Father

I'll admit it. I'm a daddy's girl. I am unabashedly, unashamedly, 100% my father's daughter. Since it's father's day, I've been thinking about what that means to me.

My father is young. Younger than most of my friends' dads ever were. What this means, is that to some extent, we grew up together. When I look back on my childhood, I have memories of sitting in dad's lap, steering the green(read:avocado) Volkswagen Beetle we had, while he worked the pedals. I remember trips to the park with my new walkie talkies(how DID we survive before cell phones?). I remember sleeping in the backseat while my mom drove him in the dark to the base, so he could spend several months on a submarine. I remember his fingers working magic on his Gibson six string acoustic, his vocal cords not quite so magical(sorry dad!). He taught me how to ride a bike. I walk like he does. I look like him. Several of my children have very distinctive features of his. I am tempered like him, much to my mother's chagrin. His is the approval I am always seeking, the yardstick by which all other men are measured.

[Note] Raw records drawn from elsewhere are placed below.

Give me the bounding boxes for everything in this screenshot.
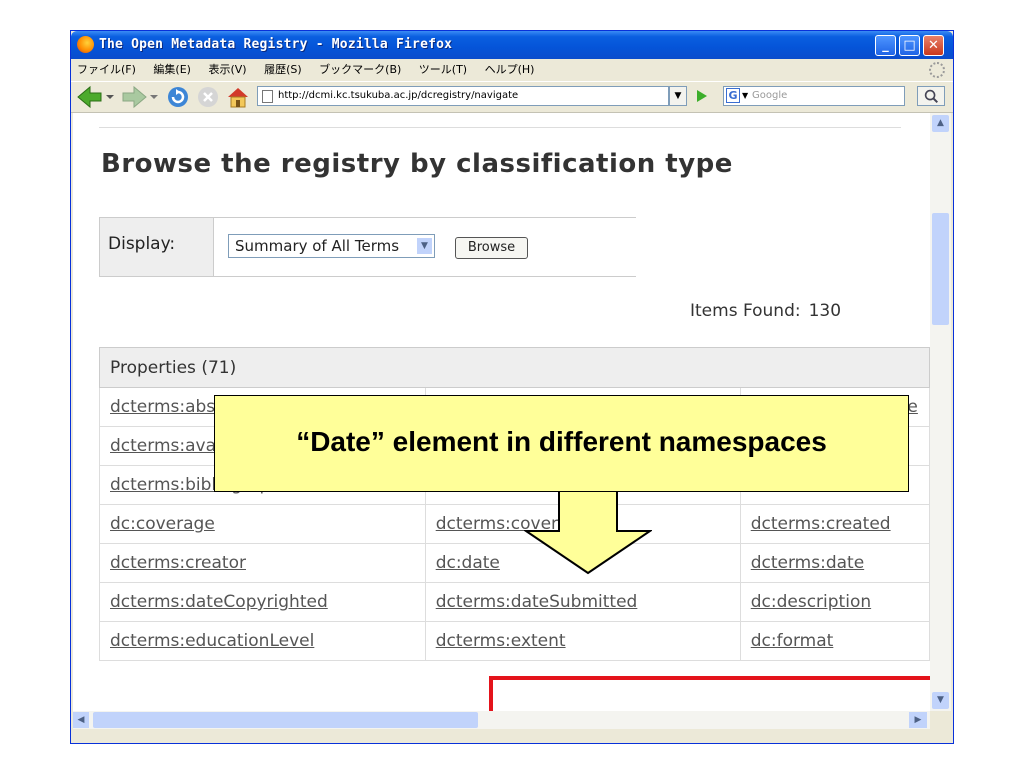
- table-header-row: Properties (71): [99, 347, 930, 388]
- term-link[interactable]: dcterms:dateSubmitted: [436, 592, 638, 612]
- date-highlight-box: [489, 676, 930, 711]
- callout-text: “Date” element in different namespaces: [296, 426, 827, 457]
- scroll-right-icon[interactable]: ▶: [909, 712, 927, 728]
- url-text: http://dcmi.kc.tsukuba.ac.jp/dcregistry/…: [278, 90, 519, 101]
- close-button[interactable]: ✕: [923, 35, 944, 56]
- menu-edit[interactable]: 編集(E): [153, 59, 191, 81]
- horizontal-scroll-thumb[interactable]: [93, 712, 478, 728]
- table-cell: dcterms:created: [739, 504, 930, 544]
- table-cell: dc:format: [739, 621, 930, 661]
- items-found: Items Found: 130: [690, 301, 841, 321]
- table-row: dcterms:creator dc:date dcterms:date: [99, 543, 930, 583]
- table-cell: dcterms:dateSubmitted: [424, 582, 741, 622]
- menu-tools[interactable]: ツール(T): [419, 59, 467, 81]
- term-link[interactable]: dc:format: [751, 631, 834, 651]
- term-link[interactable]: dc:date: [436, 553, 500, 573]
- display-controls: Summary of All Terms ▼ Browse: [213, 218, 636, 276]
- down-arrow-annotation: [524, 491, 652, 575]
- forward-button[interactable]: [119, 85, 159, 109]
- url-history-dropdown[interactable]: ▼: [669, 86, 687, 106]
- page-title: Browse the registry by classification ty…: [101, 149, 733, 179]
- url-input[interactable]: http://dcmi.kc.tsukuba.ac.jp/dcregistry/…: [257, 86, 669, 106]
- table-cell: dcterms:creator: [99, 543, 426, 583]
- menu-view[interactable]: 表示(V): [208, 59, 246, 81]
- go-button[interactable]: [691, 86, 711, 106]
- display-select[interactable]: Summary of All Terms ▼: [228, 234, 435, 258]
- browser-window: The Open Metadata Registry - Mozilla Fir…: [70, 30, 954, 744]
- menu-bookmarks[interactable]: ブックマーク(B): [319, 59, 401, 81]
- minimize-button[interactable]: _: [875, 35, 896, 56]
- search-engine-dropdown[interactable]: ▼: [742, 88, 748, 104]
- menu-help[interactable]: ヘルプ(H): [485, 59, 535, 81]
- scroll-down-icon[interactable]: ▼: [932, 692, 949, 709]
- display-select-value: Summary of All Terms: [235, 237, 400, 255]
- maximize-button[interactable]: □: [899, 35, 920, 56]
- table-cell: dcterms:educationLevel: [99, 621, 426, 661]
- menu-history[interactable]: 履歴(S): [264, 59, 302, 81]
- search-input[interactable]: G ▼ Google: [723, 86, 905, 106]
- search-engine-icon[interactable]: G: [726, 88, 740, 103]
- display-label: Display:: [108, 234, 176, 254]
- term-link[interactable]: dcterms:extent: [436, 631, 566, 651]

Now, don't get me wrong. There are certain topics we skirt around, due to a mutual hotheadedness and strength of opinion. It's an unspoken agreement that we just simply cannot agree on politics, or any issue really, that has any connection, no matter how remote, to politics.

But, politics notwithstanding, the older I get, the easier our rapport gets. However, make no mistake, no matter how old I get, I will still always be the little girl, seeking daddy's acceptance, and he'll always be, my daddy. Which is kinda funny, since I'm only 19 years younger than him, so we'll actually be senior citizens together .

Today was the official day to honor our fathers, but I hope my father knows, that I wake up every day, hoping to honor mine. It's the least that he deserves.